|Muller, Mike - DRESDEN GW RES CENTER|
Submitted to: Hydrological Sciences Journal
Publication Type: Peer Reviewed Journal
Publication Acceptance Date: January 11, 1999
Publication Date: N/A
Interpretive Summary: Estimates of water reaching ground water through the soil are needed for a variety of ground-water resource evaluation purposes, and are difficult values to estimate. A ground-water recharge estimation method developed in the former East Germany by a researcher named Glugla in the 1960's and 1970's is apparently unknown in the U.S., due to the political situation in nthat country at the time. The "Glugla method" is presented along with an evaluation of the method using measured lysimeter data at the North Appalachian Experimental Watershed at Coshocton, Ohio. Based on the analyses, the Glugla method works well considering the coarse climatological, soil, and crop inputs that are required. The method should be evaluated for more agricultural conditions than the meadow conditions evaluated in this study. Glugla used data from around the world, so the method has promise for widespread applicability. Consulting engineers, ground-water consultants, government agencies, and other hydrologic practitioners will benefit from having this method available to them.

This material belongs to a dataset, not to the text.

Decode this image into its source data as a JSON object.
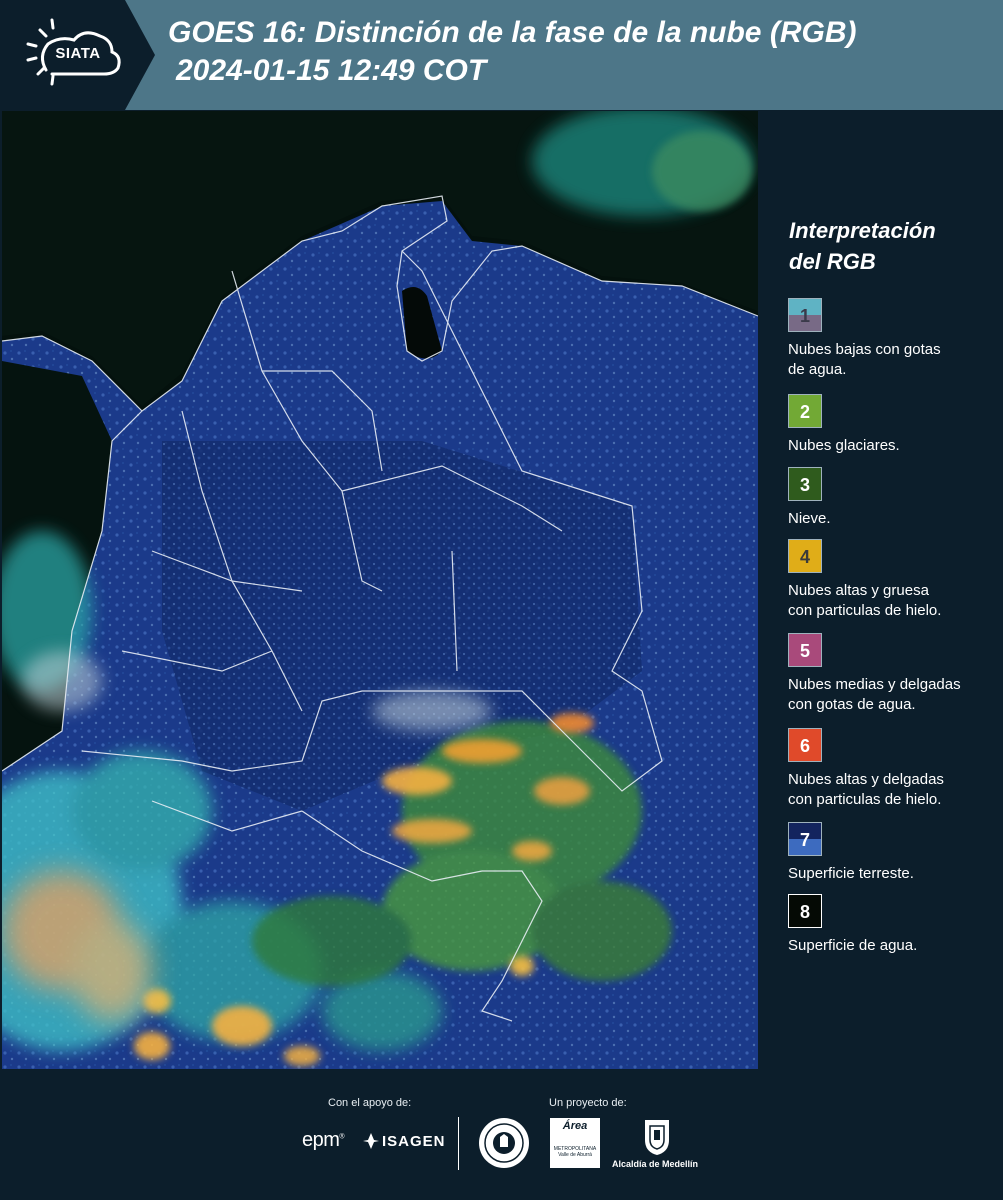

Technical Abstract: Estimates of ground-water recharge are often needed for a variety of ground-water-resource evaluation purposes. A method for estimating long-term ground-water recharge and actual evapotranspiration not known in the English literature is presented. The method uses long-term average annual precipitation, runoff, potential evaporation, and crop-yield information, and uses empirical parameter curves that depend on soil and crop types to determine ground-water recharge (GWR). It can be used to distribute ground-water recharge estimates spatially. The method is tested using historic lysimeter records from 10 lysimeters at Coshocton, Ohio. Considering the gross information required, the method provides good estimates of ground-water recharge and actual evapotranspiration, and is sensitive to a range of cropping and land-use conditions. Problems with practical application of the technique are mentioned, including the need for further testing using given parameter curves, and for incorporating parameters that describe current farming practices and other land uses.